Run, paddle, bike, crawl

Wander in the woods, then run for four miles, one of which is in sand. Next, paddle four miles then run a mile on a hilly trail to a mountain bike. Then venture out on a 10-mile ride only to be welcomed by a net to crawl under.

And this one is a sprint.

Welcome to adventure racing, a multi-sport event designed to test the hearts, will and bodies of the competitors.

“I do it because it’s fun,” competitor Georgia Daniels said. “It’s more fun when you’re done.”

Daniels said she usually participates in the 24-hour version of this exhausting test of fortitude. Sunday, however, she was competing in the second annual Challenge the Island race at Fort Ebey State Park.

“This is easier mentally because you know you won’t be out there all night,” she said.

Daniels’ team, the Rubber Chickens took first place overall, completing the course in 3:29. Her teammate, Mike Millar, said the shorter format makes the event more enjoyable. He usually runs ultra marathons — 50- or 100-mile off-road races.

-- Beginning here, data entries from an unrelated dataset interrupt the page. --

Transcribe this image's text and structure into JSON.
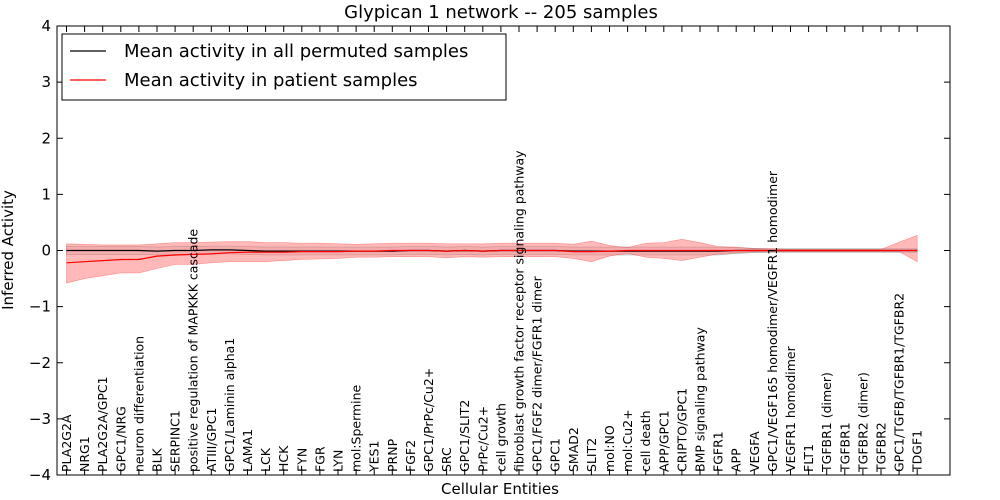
{
  "chart_data": {
    "type": "line",
    "title": "Glypican 1 network -- 205 samples",
    "xlabel": "Cellular Entities",
    "ylabel": "Inferred Activity",
    "ylim": [
      -4,
      4
    ],
    "yticks": [
      -4,
      -3,
      -2,
      -1,
      0,
      1,
      2,
      3,
      4
    ],
    "legend_position": "top-left",
    "categories": [
      "PLA2G2A",
      "NRG1",
      "PLA2G2A/GPC1",
      "GPC1/NRG",
      "neuron differentiation",
      "BLK",
      "SERPINC1",
      "positive regulation of MAPKKK cascade",
      "ATIII/GPC1",
      "GPC1/Laminin alpha1",
      "LAMA1",
      "LCK",
      "HCK",
      "FYN",
      "FGR",
      "LYN",
      "mol:Spermine",
      "YES1",
      "PRNP",
      "FGF2",
      "GPC1/PrPc/Cu2+",
      "SRC",
      "GPC1/SLIT2",
      "PrPc/Cu2+",
      "cell growth",
      "fibroblast growth factor receptor signaling pathway",
      "GPC1/FGF2 dimer/FGFR1 dimer",
      "GPC1",
      "SMAD2",
      "SLIT2",
      "mol:NO",
      "mol:Cu2+",
      "cell death",
      "APP/GPC1",
      "CRIPTO/GPC1",
      "BMP signaling pathway",
      "FGFR1",
      "APP",
      "VEGFA",
      "GPC1/VEGF165 homodimer/VEGFR1 homodimer",
      "VEGFR1 homodimer",
      "FLT1",
      "TGFBR1 (dimer)",
      "TGFBR1",
      "TGFBR2 (dimer)",
      "TGFBR2",
      "GPC1/TGFB/TGFBR1/TGFBR2",
      "TDGF1"
    ],
    "series": [
      {
        "name": "Mean activity in all permuted samples",
        "color": "#000000",
        "band_color": "#bfbfbf",
        "values": [
          0.0,
          0.0,
          0.0,
          0.0,
          0.0,
          -0.01,
          0.0,
          0.0,
          0.01,
          0.01,
          0.0,
          -0.01,
          -0.01,
          -0.01,
          -0.01,
          -0.01,
          -0.01,
          -0.01,
          -0.01,
          0.0,
          0.0,
          -0.01,
          0.0,
          -0.01,
          0.0,
          0.0,
          0.0,
          0.0,
          -0.01,
          -0.01,
          -0.01,
          -0.01,
          -0.01,
          -0.01,
          -0.01,
          -0.01,
          -0.01,
          0.0,
          0.0,
          0.0,
          0.0,
          0.0,
          0.0,
          0.0,
          0.0,
          0.0,
          0.0,
          0.0
        ],
        "lower": [
          -0.07,
          -0.07,
          -0.07,
          -0.07,
          -0.07,
          -0.08,
          -0.07,
          -0.07,
          -0.06,
          -0.06,
          -0.07,
          -0.08,
          -0.08,
          -0.08,
          -0.08,
          -0.08,
          -0.08,
          -0.08,
          -0.08,
          -0.07,
          -0.07,
          -0.08,
          -0.07,
          -0.08,
          -0.07,
          -0.07,
          -0.07,
          -0.07,
          -0.08,
          -0.08,
          -0.08,
          -0.08,
          -0.08,
          -0.08,
          -0.08,
          -0.08,
          -0.08,
          -0.05,
          -0.04,
          -0.03,
          -0.03,
          -0.03,
          -0.03,
          -0.03,
          -0.03,
          -0.03,
          -0.03,
          -0.03
        ],
        "upper": [
          0.07,
          0.07,
          0.07,
          0.07,
          0.07,
          0.06,
          0.07,
          0.07,
          0.08,
          0.08,
          0.07,
          0.06,
          0.06,
          0.06,
          0.06,
          0.06,
          0.06,
          0.06,
          0.06,
          0.07,
          0.07,
          0.06,
          0.07,
          0.06,
          0.07,
          0.07,
          0.07,
          0.07,
          0.06,
          0.06,
          0.06,
          0.06,
          0.06,
          0.06,
          0.06,
          0.06,
          0.06,
          0.05,
          0.04,
          0.03,
          0.03,
          0.03,
          0.03,
          0.03,
          0.03,
          0.03,
          0.03,
          0.03
        ]
      },
      {
        "name": "Mean activity in patient samples",
        "color": "#ff0000",
        "band_color": "#ff8080",
        "values": [
          -0.22,
          -0.2,
          -0.18,
          -0.16,
          -0.16,
          -0.1,
          -0.08,
          -0.07,
          -0.06,
          -0.04,
          -0.03,
          -0.03,
          -0.03,
          -0.02,
          -0.02,
          -0.02,
          -0.01,
          -0.01,
          0.0,
          0.0,
          0.0,
          -0.01,
          0.0,
          -0.01,
          0.0,
          0.0,
          0.0,
          0.0,
          -0.02,
          -0.02,
          -0.01,
          0.0,
          0.0,
          0.0,
          0.0,
          0.0,
          0.0,
          0.0,
          0.0,
          0.0,
          0.0,
          0.0,
          0.0,
          0.0,
          0.0,
          0.0,
          0.0,
          0.0
        ],
        "lower": [
          -0.58,
          -0.5,
          -0.45,
          -0.4,
          -0.4,
          -0.32,
          -0.25,
          -0.25,
          -0.22,
          -0.2,
          -0.2,
          -0.2,
          -0.18,
          -0.16,
          -0.15,
          -0.14,
          -0.12,
          -0.12,
          -0.11,
          -0.11,
          -0.11,
          -0.13,
          -0.11,
          -0.12,
          -0.11,
          -0.11,
          -0.11,
          -0.11,
          -0.14,
          -0.2,
          -0.1,
          -0.05,
          -0.12,
          -0.14,
          -0.18,
          -0.12,
          -0.06,
          -0.04,
          -0.02,
          -0.02,
          -0.02,
          -0.02,
          -0.02,
          -0.02,
          -0.02,
          -0.02,
          -0.02,
          -0.2
        ],
        "upper": [
          0.12,
          0.11,
          0.1,
          0.1,
          0.1,
          0.12,
          0.14,
          0.14,
          0.15,
          0.16,
          0.16,
          0.14,
          0.14,
          0.13,
          0.13,
          0.12,
          0.11,
          0.12,
          0.13,
          0.13,
          0.13,
          0.12,
          0.12,
          0.12,
          0.13,
          0.13,
          0.13,
          0.13,
          0.11,
          0.17,
          0.09,
          0.05,
          0.13,
          0.14,
          0.2,
          0.14,
          0.07,
          0.06,
          0.03,
          0.03,
          0.02,
          0.02,
          0.02,
          0.02,
          0.02,
          0.02,
          0.15,
          0.27
        ]
      }
    ]
  }
}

Team Rubber Chickens had the lead for the duration of the race, but came into the kayaking section nine minutes behind Festina Valens. That team had skipped a portion of the orienteering section of the race.

The chickens made up the deficit in the ocean and emerged from the sea with a 10 minute lead.

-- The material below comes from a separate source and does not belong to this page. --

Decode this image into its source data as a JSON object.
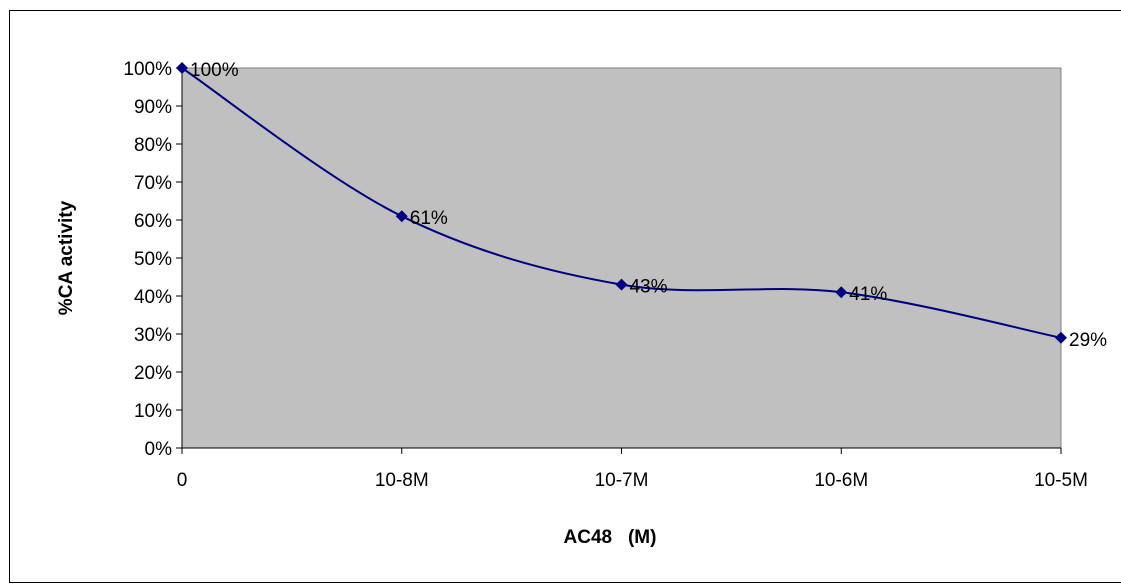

Festina Valens finished third overall with a time of 4:13. Team Big Ring made a charge on the mountain bikes to take second, finishing eight minutes behind the chickens.

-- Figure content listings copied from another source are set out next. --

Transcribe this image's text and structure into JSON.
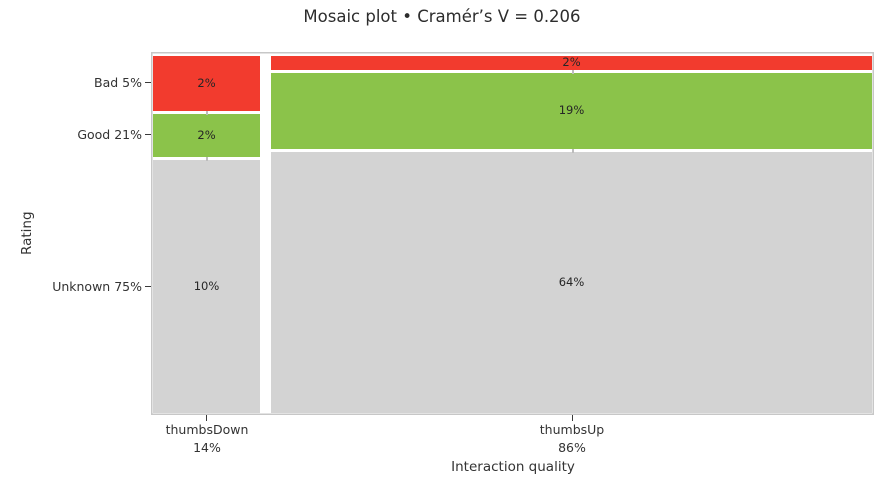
{
  "title": "Mosaic plot • Cramér’s V = 0.206",
  "chart_data": {
    "type": "mosaic",
    "title": "Mosaic plot • Cramér’s V = 0.206",
    "cramers_v": 0.206,
    "xlabel": "Interaction quality",
    "ylabel": "Rating",
    "x_categories": [
      "thumbsDown",
      "thumbsUp"
    ],
    "y_categories": [
      "Bad",
      "Good",
      "Unknown"
    ],
    "rows": [
      {
        "label": "Bad",
        "share": "5%",
        "tick": "Bad 5%",
        "color": "#f23b2e"
      },
      {
        "label": "Good",
        "share": "21%",
        "tick": "Good 21%",
        "color": "#8bc34a"
      },
      {
        "label": "Unknown",
        "share": "75%",
        "tick": "Unknown 75%",
        "color": "#d3d3d3"
      }
    ],
    "columns": [
      {
        "label": "thumbsDown",
        "share": "14%",
        "cells": [
          {
            "row": "Bad",
            "value": "2%"
          },
          {
            "row": "Good",
            "value": "2%"
          },
          {
            "row": "Unknown",
            "value": "10%"
          }
        ]
      },
      {
        "label": "thumbsUp",
        "share": "86%",
        "cells": [
          {
            "row": "Bad",
            "value": "2%"
          },
          {
            "row": "Good",
            "value": "19%"
          },
          {
            "row": "Unknown",
            "value": "64%"
          }
        ]
      }
    ],
    "legend": "none",
    "grid": false
  },
  "colors": {
    "bad": "#f23b2e",
    "good": "#8bc34a",
    "unknown": "#d3d3d3",
    "spine": "#c7c7c7",
    "text": "#333333"
  }
}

The event combines tests of physical and mental prowess in an effort to push its competitors to new limits, Race Director Jennifer Curd said.

It takes a special person to compete, Co-Director, and Jennifer’s husband, Kelly Curd said.

“It’s just the right mental attitude,” Kelly said. “It’s more mental strength than some of the physical aspects.”

Just finishing the race is often what drives competitors, Daniels said.

“I like the feeling you get afterward and the strong sense of accomplishment,” she said.

The sport is in its infancy, Jennifer said. It is the fastest growing sport in America, according to a survey the Sporting Goods Manufacturers Association released in June.

This is only the second year The Challenge Series has been putting races on, Jennifer said. Prior to the series’ inception, only one adventure race could be found in Washington. That race, The Wuhoo Adventure race is now defunct.

Kelly said he had the idea to form his own series after competing in the Wuhoo race. When he found himself unemployed after competing, he had the idea to start his own series.

“I was looking for more races to do, but there weren’t any,” he said.

The series began last year with two races, the Whidbey Island race, and Challenge the Lake at Lake Wenatchee. This year, the series added Challenge the Mountain in Bellingham. The race can return to a site because racers do not know the exact route until shortly before the race begins.

Kelly said he enjoys the Whidbey Island location because of its strong mountain biking trails. The kettles created by glaciers give the single-track trails a roller coaster feel instead of a long climb followed by a descent, he said.

For some racers, the challenge is not the course.

“The hardest part for me is keeping up with my partner,” said Doug Zimmerman, one half of team Festina Valens.

Zimmerman and his teammate Todd Degreen train for this type of event year round, Degreen said.

“We do this every weekend any way,” he said. “When there’s a race, we race.”

Zimmerman said he first competed in an adventure race while living in Florida in 1997.

“You don’t even know how to train,” he said. “This just lends itself to a healthy life.”

And being healthy is a key to being competitive in the sport, but other traits help, Daniels said.

“You’ve got to be dedicated,” she said. “You’ve also got to be a little bit looney and not mind getting dirty.”

The Challenge the Mountain race is next in the series and takes place August 8 at Larrabee State Park in Bellingham.